The Old Anthropology Library (and its website) serves as a key space for intellectual debate, a place to showcase diverse departmental research in the critical tradition for which we are best known, and a setting for friendly and inclusive sociability.
Anthropologists at LSE have long been thinking about issues of decolonisation, colonial encounters, race, indigeneity and the politics of fieldwork, as well as deconstructing them and viewing them critically. These debates are intrinsic to anthropology. Rather than sweeping these awkward aspects and complexities aside, we acknowledge that our discipline, perhaps more than many, has been implicated in the colonial process; and also that, as we teach, we are simultaneously embroiled in structures of power that have colonial roots. During 2018-19 we worked collaboratively with a student collective called Seligman Must Fall to think about highlighting these issues more explicitly to students, and in the process we resolved to change the name from the Seligman Library to the Old Anthropology Library. A ceremony was held in 2020 to celebrate the renaming.

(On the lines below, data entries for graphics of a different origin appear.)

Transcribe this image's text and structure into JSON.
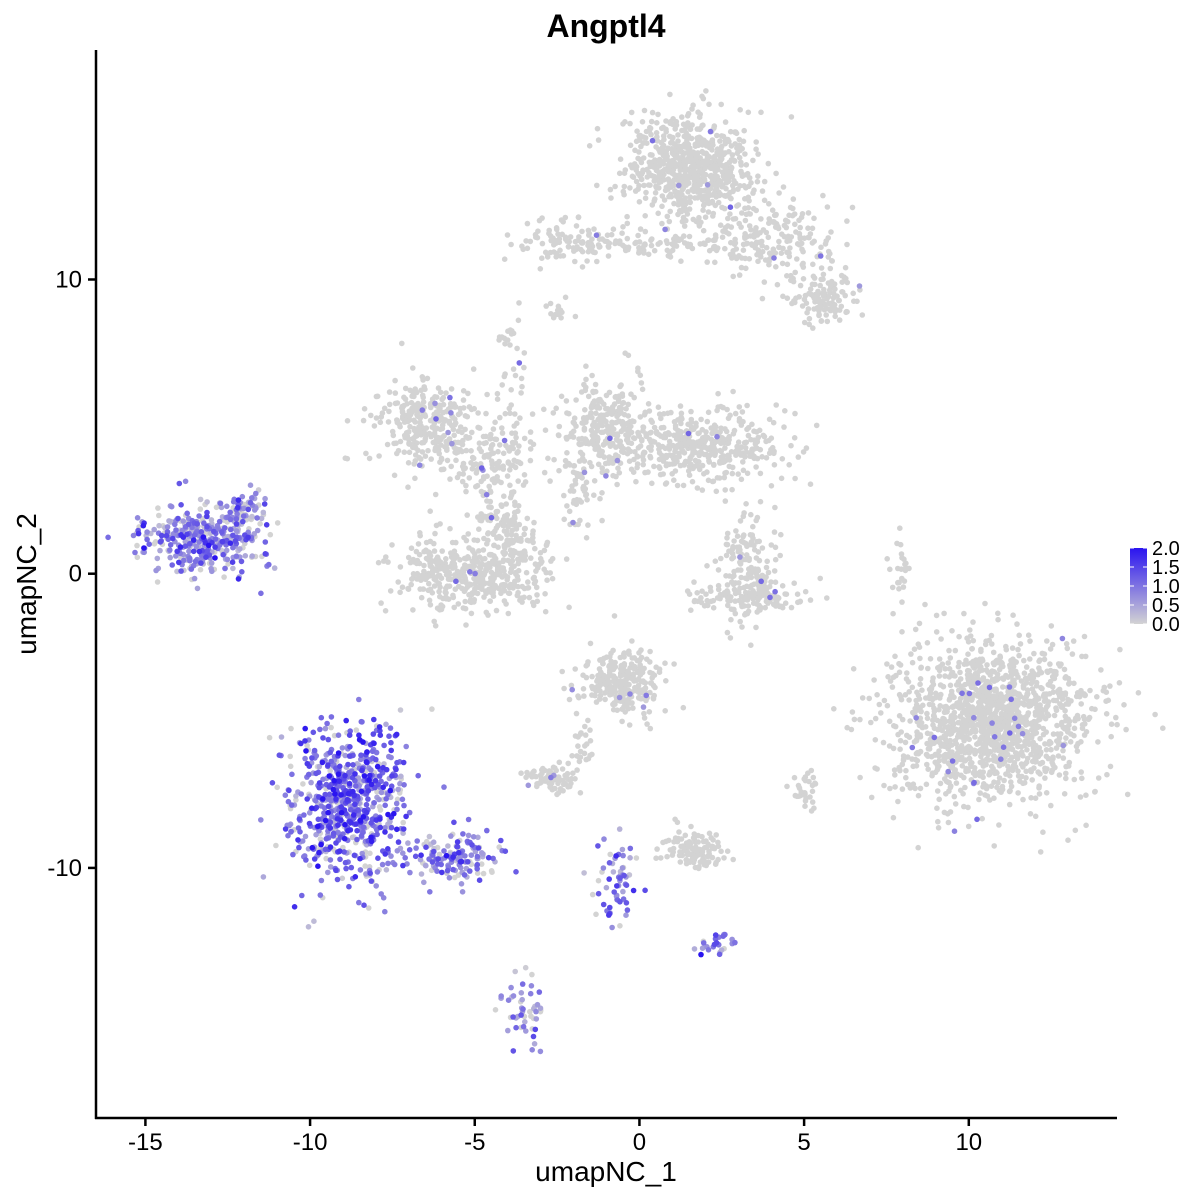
{
  "chart_data": {
    "type": "scatter",
    "title": "Angptl4",
    "xlabel": "umapNC_1",
    "ylabel": "umapNC_2",
    "xlim": [
      -16.5,
      14.5
    ],
    "ylim": [
      -18.5,
      17.8
    ],
    "x_ticks": [
      -15,
      -10,
      -5,
      0,
      5,
      10
    ],
    "x_tick_labels": [
      "-15",
      "-10",
      "-5",
      "0",
      "5",
      "10"
    ],
    "y_ticks": [
      -10,
      0,
      10
    ],
    "y_tick_labels": [
      "-10",
      "0",
      "10"
    ],
    "grid": false,
    "legend_position": "right",
    "color_scale": {
      "low": "#d3d3d3",
      "high": "#2a14f0",
      "min": 0.0,
      "max": 2.0,
      "tick_values": [
        2.0,
        1.5,
        1.0,
        0.5,
        0.0
      ],
      "tick_labels": [
        "2.0",
        "1.5",
        "1.0",
        "0.5",
        "0.0"
      ]
    },
    "clusters": [
      {
        "cx": 1.6,
        "cy": 13.8,
        "sx": 1.0,
        "sy": 0.9,
        "n": 700,
        "expr": 0.0
      },
      {
        "cx": 4.2,
        "cy": 11.3,
        "sx": 1.2,
        "sy": 0.7,
        "n": 200,
        "expr": 0.0
      },
      {
        "cx": 5.6,
        "cy": 9.4,
        "sx": 0.55,
        "sy": 0.45,
        "n": 110,
        "expr": 0.0
      },
      {
        "cx": -2.0,
        "cy": 11.3,
        "sx": 0.9,
        "sy": 0.35,
        "n": 110,
        "expr": 0.0
      },
      {
        "cx": 0.6,
        "cy": 11.1,
        "sx": 1.2,
        "sy": 0.2,
        "n": 60,
        "expr": 0.0
      },
      {
        "cx": -6.5,
        "cy": 5.2,
        "sx": 0.8,
        "sy": 0.7,
        "n": 280,
        "expr": 0.0
      },
      {
        "cx": -5.0,
        "cy": 4.0,
        "sx": 1.0,
        "sy": 0.5,
        "n": 120,
        "expr": 0.0
      },
      {
        "cx": -3.9,
        "cy": 5.8,
        "sx": 0.25,
        "sy": 1.6,
        "n": 60,
        "expr": 0.0
      },
      {
        "cx": -1.0,
        "cy": 5.0,
        "sx": 0.7,
        "sy": 0.9,
        "n": 260,
        "expr": 0.0
      },
      {
        "cx": 1.8,
        "cy": 4.3,
        "sx": 1.4,
        "sy": 0.6,
        "n": 420,
        "expr": 0.0
      },
      {
        "cx": -1.8,
        "cy": 3.2,
        "sx": 0.35,
        "sy": 0.9,
        "n": 60,
        "expr": 0.0
      },
      {
        "cx": -5.0,
        "cy": -0.1,
        "sx": 1.1,
        "sy": 0.5,
        "n": 380,
        "expr": 0.0
      },
      {
        "cx": -3.9,
        "cy": 1.3,
        "sx": 0.5,
        "sy": 0.7,
        "n": 120,
        "expr": 0.0
      },
      {
        "cx": -6.3,
        "cy": 0.5,
        "sx": 0.35,
        "sy": 0.6,
        "n": 60,
        "expr": 0.0
      },
      {
        "cx": -4.6,
        "cy": 2.4,
        "sx": 0.25,
        "sy": 0.8,
        "n": 40,
        "expr": 0.0
      },
      {
        "cx": 3.3,
        "cy": 0.2,
        "sx": 0.4,
        "sy": 0.9,
        "n": 150,
        "expr": 0.0
      },
      {
        "cx": 3.3,
        "cy": -0.8,
        "sx": 0.9,
        "sy": 0.25,
        "n": 120,
        "expr": 0.0
      },
      {
        "cx": 7.9,
        "cy": 0.2,
        "sx": 0.15,
        "sy": 0.7,
        "n": 25,
        "expr": 0.0
      },
      {
        "cx": 10.7,
        "cy": -5.0,
        "sx": 1.5,
        "sy": 1.3,
        "n": 1500,
        "expr": 0.0
      },
      {
        "cx": -0.5,
        "cy": -3.7,
        "sx": 0.6,
        "sy": 0.6,
        "n": 260,
        "expr": 0.0
      },
      {
        "cx": -2.6,
        "cy": -6.9,
        "sx": 0.4,
        "sy": 0.25,
        "n": 80,
        "expr": 0.0
      },
      {
        "cx": -1.8,
        "cy": -5.5,
        "sx": 0.2,
        "sy": 0.6,
        "n": 25,
        "expr": 0.0
      },
      {
        "cx": 1.7,
        "cy": -9.4,
        "sx": 0.45,
        "sy": 0.3,
        "n": 110,
        "expr": 0.0
      },
      {
        "cx": 5.0,
        "cy": -7.4,
        "sx": 0.25,
        "sy": 0.3,
        "n": 30,
        "expr": 0.0
      },
      {
        "cx": -2.5,
        "cy": 8.9,
        "sx": 0.2,
        "sy": 0.2,
        "n": 15,
        "expr": 0.0
      },
      {
        "cx": -13.2,
        "cy": 1.2,
        "sx": 0.9,
        "sy": 0.6,
        "n": 380,
        "expr": 0.75
      },
      {
        "cx": -11.9,
        "cy": 2.2,
        "sx": 0.35,
        "sy": 0.35,
        "n": 50,
        "expr": 0.6
      },
      {
        "cx": -8.8,
        "cy": -7.8,
        "sx": 0.9,
        "sy": 1.3,
        "n": 720,
        "expr": 1.05
      },
      {
        "cx": -5.6,
        "cy": -9.6,
        "sx": 0.8,
        "sy": 0.45,
        "n": 140,
        "expr": 0.8
      },
      {
        "cx": -0.7,
        "cy": -10.6,
        "sx": 0.35,
        "sy": 0.9,
        "n": 60,
        "expr": 0.9
      },
      {
        "cx": 2.3,
        "cy": -12.6,
        "sx": 0.35,
        "sy": 0.2,
        "n": 25,
        "expr": 0.9
      },
      {
        "cx": -3.5,
        "cy": -14.9,
        "sx": 0.3,
        "sy": 0.6,
        "n": 50,
        "expr": 0.55
      }
    ]
  }
}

Find out more about our manifesto and reading list here
Borrowing items
During opening hours all cabinets are left open to allow you to browse and pick any off-print or book you require, or you can use the Catalogues to find items. You can then approach one of the library assistants who will be able to issue it/them to you. Please only ask the library assistants to retrieve books or off-prints if you are having trouble locating what you are looking for.
Loan period
Books – 1 week.
Off-prints – 3 days.
Essential reading for courses that is not available in course packs – 1 hour.
Returning items
If you are returning items outside library opening times you can leave them in the blue box marked ‘Old Anthropology Library returns’ in the department's outer office (OLD 6.04). Please ensure you return items in the same condition in which you borrowed them. If items are unusable or damaged badly you will be charged the cost of replacement.